Silent Leader Series Mystery Leader: Mahatma Gandhi
He needs no introduction. Albert Einstein once said:
Growing up, I was intrigued by quotes that I saw; stories that I heard; I learnt very quickly that Mahatma Gandhi brought a whole nation to its knees and his methodology: peace, love, persistence, passiveness. Why was I so intrigued? Most of my school history books boasted about winning wars, strategies, fighter planes, conflict… it all felt painful, distressing, and very unnatural. Yet, somehow, to change people’s hearts through peace, love, integrity…. now THAT was worth studying!
Gandhi was a person of such simple presence that inspired millions to change in the most profound way. I consider him the father of silent leaders because of the shear capacity of his influence and achievements, intended or not. His words were filled with messages of peace, reconciliation, respecting others and loving our “enemies”, and yet, he was simply an ordinary man with great ideas.

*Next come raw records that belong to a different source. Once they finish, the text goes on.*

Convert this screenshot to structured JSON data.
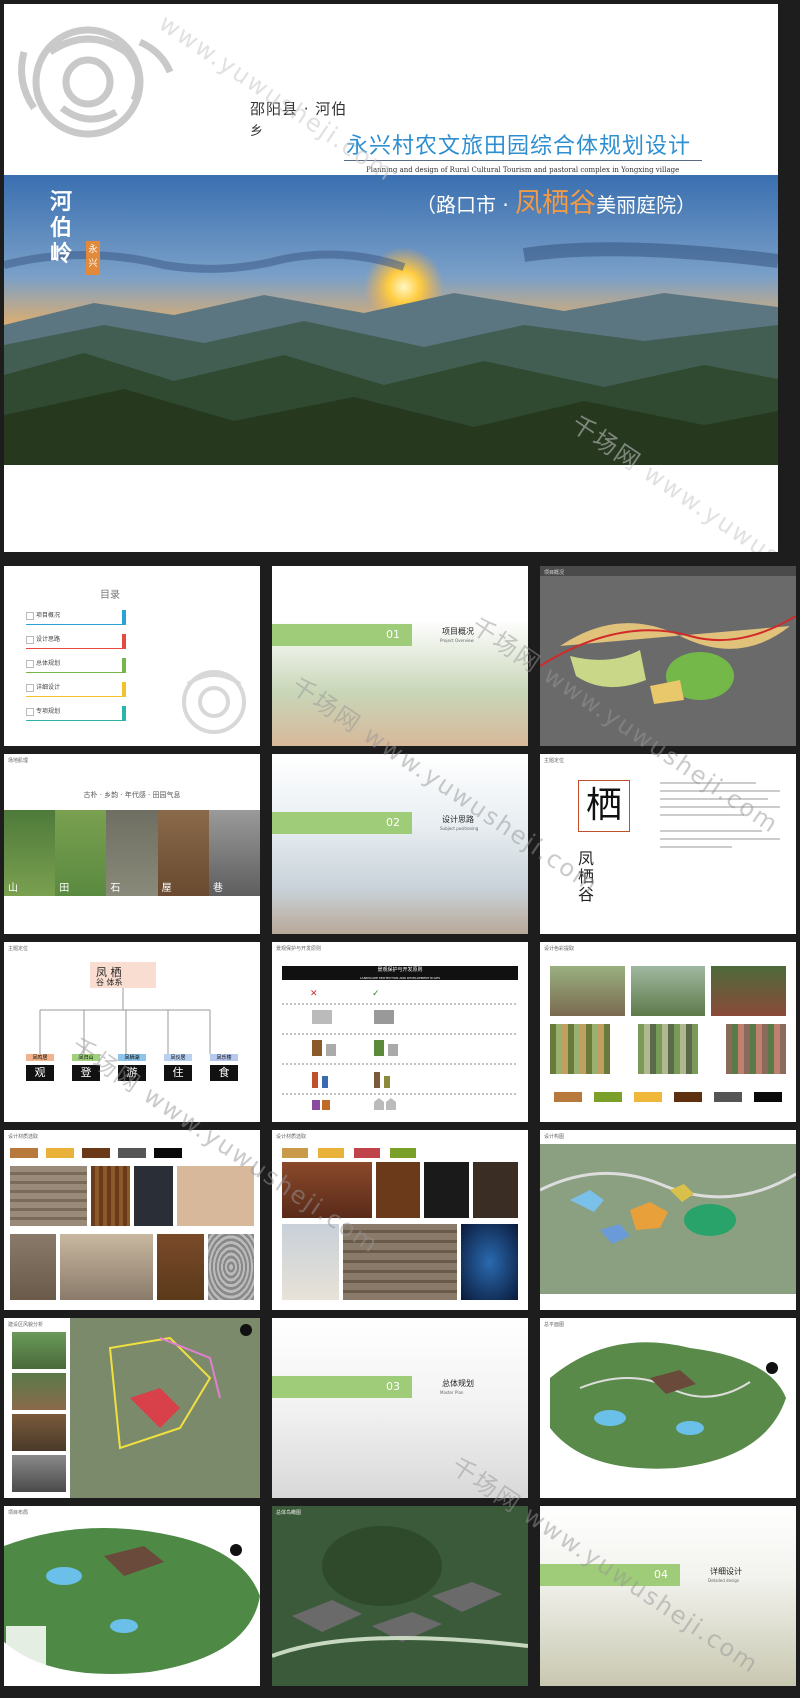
{
  "cover": {
    "county": "邵阳县 · 河伯",
    "county_tail": "乡",
    "title": "永兴村农文旅田园综合体规划设计",
    "subtitle": "Planning and design of Rural Cultural Tourism and pastoral complex in Yongxing village",
    "caption_pre": "（路口市 · ",
    "caption_hl": "凤栖谷",
    "caption_post": "美丽庭院）",
    "calligraphy": "河伯岭",
    "seal": "永兴"
  },
  "watermarks": [
    "www.yuwusheji.com",
    "千场网 www.yuwusheji.com"
  ],
  "toc": {
    "title": "目录",
    "items": [
      {
        "label": "项目概况",
        "color": "#2aa3d8"
      },
      {
        "label": "设计思路",
        "color": "#e8493f"
      },
      {
        "label": "总体规划",
        "color": "#74b84a"
      },
      {
        "label": "详细设计",
        "color": "#f2c22a"
      },
      {
        "label": "专项规划",
        "color": "#2bb5a8"
      }
    ]
  },
  "sections": [
    {
      "num": "01",
      "title": "项目概况",
      "en": "Project Overview"
    },
    {
      "num": "02",
      "title": "设计思路",
      "en": "Subject positioning"
    },
    {
      "num": "03",
      "title": "总体规划",
      "en": "Master Plan"
    },
    {
      "num": "04",
      "title": "详细设计",
      "en": "Detailed design"
    }
  ],
  "slide_tags": {
    "overview": "项目概况",
    "context": "场地肌理",
    "theme": "主题定位",
    "system": "主题定位",
    "rules": "景观保护与开发原则",
    "palette": "设计色彩提取",
    "materials": "设计材质选取",
    "materials2": "设计材质选取",
    "layout": "设计构图",
    "analysis": "建设区风貌分析",
    "plan": "总平面图",
    "plan2": "项目布局",
    "aerial": "总体鸟瞰图"
  },
  "context_slide": {
    "heading": "古朴 · 乡韵 · 年代感 · 田园气息",
    "labels": [
      "山",
      "田",
      "石",
      "屋",
      "巷"
    ]
  },
  "theme_slide": {
    "big": "栖",
    "vertical": "凤栖谷"
  },
  "system_slide": {
    "title_line1": "凤 栖",
    "title_line2": "谷 体系",
    "branches": [
      {
        "tag": "凤鸣居",
        "char": "观",
        "color": "#f0b48a"
      },
      {
        "tag": "凤归山",
        "char": "登",
        "color": "#9fd07a"
      },
      {
        "tag": "凤栖湖",
        "char": "游",
        "color": "#8ec5e8"
      },
      {
        "tag": "凤仪居",
        "char": "住",
        "color": "#b9d0f0"
      },
      {
        "tag": "凤乐楼",
        "char": "食",
        "color": "#b5c8f0"
      }
    ]
  },
  "rules_slide": {
    "header": "景观保护与开发原则",
    "sub": "LANDSCAPE PROTECTION AND DEVELOPMENT RULES"
  },
  "palette_colors": [
    "#b87a3c",
    "#7aa02a",
    "#f0b83a",
    "#5e3010",
    "#555555",
    "#0a0a0a"
  ],
  "material_colors": [
    "#b87a3c",
    "#e8b23a",
    "#6a3a18",
    "#555555",
    "#0a0a0a"
  ],
  "material_colors2": [
    "#c99a4a",
    "#e8b23a",
    "#c0434a",
    "#7aa02a"
  ]
}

Why I consider him a “Silent Leader”
In this series, silence does not mean to remain silent. Silence is something that comes from your heart. It means you are at peace with all inside and outside. You have found the path to your self and the light to let it shine. In essence, silence is the catalyst to your inner voice - your purpose. Self Leadership is what it takes to drive this and that is a fundamental difference between Self Leadership, and Silent Leadership. Silence is like the roots of a giant tree. If you know how to access the roots, the tree can flourish. Gandhi knew his life purpose and he saw it through, relentlessly. He united a nation using non-violence and peace in a country that had multiple diverse nationalities, injustices and was ruled by an outsider nation. He look at everyone as equals. A Silent Leader does not put his/her own interests in front of humanity and others.
Gandhi was also a charismatic person who able to influence people by setting an example of how to stand up for what they believed in. He became the cause itself, and therefore was able to demonstrate his authenticity for others to believe in. As a silent leader, authenticity is extremely important. Even Gandhi said to do things out of love, otherwise don’t do them at all. If you don’t believe in yourself and in your cause, your efforts will be false at one time or another.
Gandhi must have been very high in self awareness. He said,
“Everyone who wills can hear the inner voice. It is within everyone.”
And this is what shines the most in Gandhi to understand that silent leadership is 18 inches from your head to your heart.
Like many Silent Leaders, he truly believed in his mission and did not let anyone or anything stand in his way no matter what the risks were. In doing so, he did not use violence, but passiveness, peace.
In the 80’s version of the movie, during his funeral procession, the commentator states:
“The object of this massive tribute died as he had always lived. A private man without wealth, without property, without official title or office. Mahatma Gandhi was not the commander of armies, nor a ruler of vast lands. He could not boast of any scientific achievement or artistic gift. Yet men, governments, dignitaries from all over the world have joined hands today to pay homage to this little brown man in the loincloth who led his country to freedom”.
In the office?
Gandhi epitomizes silent leadership from the heart. Emotions are contagious (whether optimistic or pessimistic). Having a high self-awareness that during difficult, challenging and uncertain times, it is vital to keep a positive outlook. He also encourages something we see scarcely in the office: leaders who encourage a sense of hope, pride and clarity in a collective vision. In other words, leaders should have the ability to bring out the best in others.
Gandhi was without a doubt a complex person, believing in simple things. He is Silent Leader Number 1 in this series.